Skills Injection Timing
Background — How OpenClaw injects skills
OpenClaw rebuilds the system prompt (including <available_skills>) on every turn
and sends it to the model. The skill list comes from a snapshot cached in the
session entry, refreshed under the following conditions:
| Trigger | Refresh? |
|---|---|
| First turn in a new session | ✅ Always |
| Skills directory file changed (file watcher detects version bump) | ✅ Yes |
openclaw gateway restart (session entry survives) |
❌ No — old snapshot reused |
openclaw gateway restart + session reset / new session |
✅ Yes — first-turn logic runs |
| Skill filter changes | ✅ Yes |
Implication for the contractor bridge
The bridge receives the skills block on every incoming turn but currently only uses it in the first-turn bootstrap. Subsequent turns carry updated skills if OpenClaw refreshed the snapshot, but the bridge does not re-inject them into the running Claude/Gemini session.
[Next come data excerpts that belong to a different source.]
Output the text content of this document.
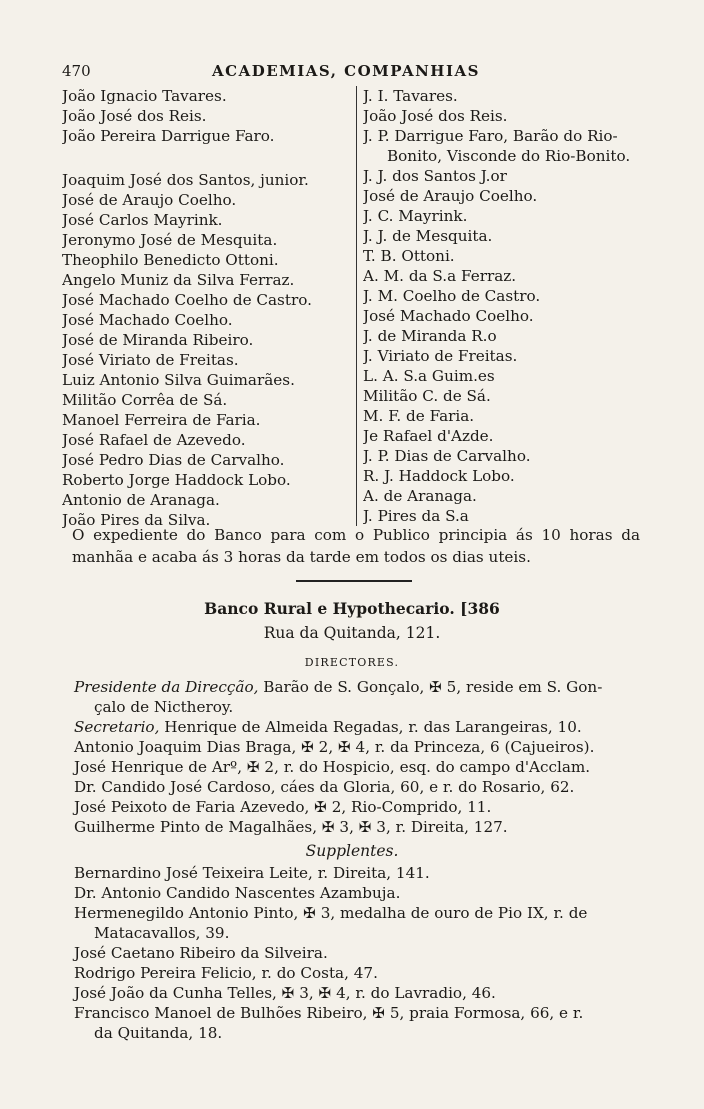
470	ACADEMIAS, COMPANHIAS
João Ignacio Tavares.
João José dos Reis.
João Pereira Darrigue Faro.
Joaquim José dos Santos, junior.
José de Araujo Coelho.
José Carlos Mayrink.
Jeronymo José de Mesquita.
Theophilo Benedicto Ottoni.
Angelo Muniz da Silva Ferraz.
José Machado Coelho de Castro.
José Machado Coelho.
José de Miranda Ribeiro.
José Viriato de Freitas.
Luiz Antonio Silva Guimarães.
Militão Corrêa de Sá.
Manoel Ferreira de Faria.
José Rafael de Azevedo.
José Pedro Dias de Carvalho.
Roberto Jorge Haddock Lobo.
Antonio de Aranaga.
João Pires da Silva.
J. I. Tavares.
João José dos Reis.
J. P. Darrigue Faro, Barão do Rio-
Bonito, Visconde do Rio-Bonito.
J. J. dos Santos J.or
José de Araujo Coelho.
J. C. Mayrink.
J. J. de Mesquita.
T. B. Ottoni.
A. M. da S.a Ferraz.
J. M. Coelho de Castro.
José Machado Coelho.
J. de Miranda R.o
J. Viriato de Freitas.
L. A. S.a Guim.es
Militão C. de Sá.
M. F. de Faria.
Je Rafael d'Azde.
J. P. Dias de Carvalho.
R. J. Haddock Lobo.
A. de Aranaga.
J. Pires da S.a
O expediente do Banco para com o Publico principia ás 10 horas da manhãa e acaba ás 3 horas da tarde em todos os dias uteis.
Banco Rural e Hypothecario. [386
Rua da Quitanda, 121.
DIRECTORES.
Presidente da Direcção, Barão de S. Gonçalo, ✠ 5, reside em S. Gon-
çalo de Nictheroy.
Secretario, Henrique de Almeida Regadas, r. das Larangeiras, 10.
Antonio Joaquim Dias Braga, ✠ 2, ✠ 4, r. da Princeza, 6 (Cajueiros).
José Henrique de Arº, ✠ 2, r. do Hospicio, esq. do campo d'Acclam.
Dr. Candido José Cardoso, cáes da Gloria, 60, e r. do Rosario, 62.
José Peixoto de Faria Azevedo, ✠ 2, Rio-Comprido, 11.
Guilherme Pinto de Magalhães, ✠ 3, ✠ 3, r. Direita, 127.
Supplentes.
Bernardino José Teixeira Leite, r. Direita, 141.
Dr. Antonio Candido Nascentes Azambuja.
Hermenegildo Antonio Pinto, ✠ 3, medalha de ouro de Pio IX, r. de
Matacavallos, 39.
José Caetano Ribeiro da Silveira.
Rodrigo Pereira Felicio, r. do Costa, 47.
José João da Cunha Telles, ✠ 3, ✠ 4, r. do Lavradio, 46.
Francisco Manoel de Bulhões Ribeiro, ✠ 5, praia Formosa, 66, e r.
da Quitanda, 18.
Consequence: if skills are added or removed while a contractor session is active, the agent won't see the change until the session is reset (session-map cleared) and a new bootstrap is sent.
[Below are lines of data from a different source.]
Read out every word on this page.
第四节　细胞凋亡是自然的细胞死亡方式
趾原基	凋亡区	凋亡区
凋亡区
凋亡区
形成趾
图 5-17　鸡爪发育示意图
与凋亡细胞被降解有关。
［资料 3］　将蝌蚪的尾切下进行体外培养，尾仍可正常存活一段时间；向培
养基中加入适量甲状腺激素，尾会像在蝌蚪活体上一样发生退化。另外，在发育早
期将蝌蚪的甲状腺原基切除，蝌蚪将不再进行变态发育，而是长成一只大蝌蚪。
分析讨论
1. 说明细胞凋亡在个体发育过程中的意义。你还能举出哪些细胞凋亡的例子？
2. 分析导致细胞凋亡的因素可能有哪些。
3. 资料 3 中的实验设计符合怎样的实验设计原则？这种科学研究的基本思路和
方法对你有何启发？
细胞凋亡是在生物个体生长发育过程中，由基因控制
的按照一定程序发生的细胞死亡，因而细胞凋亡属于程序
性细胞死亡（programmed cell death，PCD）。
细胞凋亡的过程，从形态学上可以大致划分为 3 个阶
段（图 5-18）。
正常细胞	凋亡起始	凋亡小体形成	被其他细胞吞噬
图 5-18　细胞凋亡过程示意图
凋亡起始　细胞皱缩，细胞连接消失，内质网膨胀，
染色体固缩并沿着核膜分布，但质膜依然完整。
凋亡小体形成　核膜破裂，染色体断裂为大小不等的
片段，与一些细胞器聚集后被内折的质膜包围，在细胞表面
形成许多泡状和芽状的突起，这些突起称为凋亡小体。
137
This is intentional for v1: contractor sessions are meant to be long-lived, and skill changes mid-session are uncommon. If needed, explicitly clearing the session map forces a new bootstrap on the next turn.
Error Cases
ER-1 — No active session, no workspace in system message
Request: system message has no Runtime: line.
Expected: bridge logs a warning, falls back to /tmp workspace, session key is empty,
response may succeed but session is not persisted.
ER-2 — Gemini CLI not installed
Request: model contractor-agent/contractor-gemini-bridge.
Expected: dispatchToGemini spawn fails, bridge streams
[contractor-bridge dispatch failed: …] error chunk, then [DONE].
Session is not persisted; if a prior session existed, it is marked orphaned.
ER-3 — MCP tool not registered in plugin registry
Request: tool unknown_tool called via /mcp/execute.
Expected: POST /mcp/execute returns {"error":"Tool 'unknown_tool' not registered…"} (200).
The agent receives the error text as the tool result and surfaces it in its reply.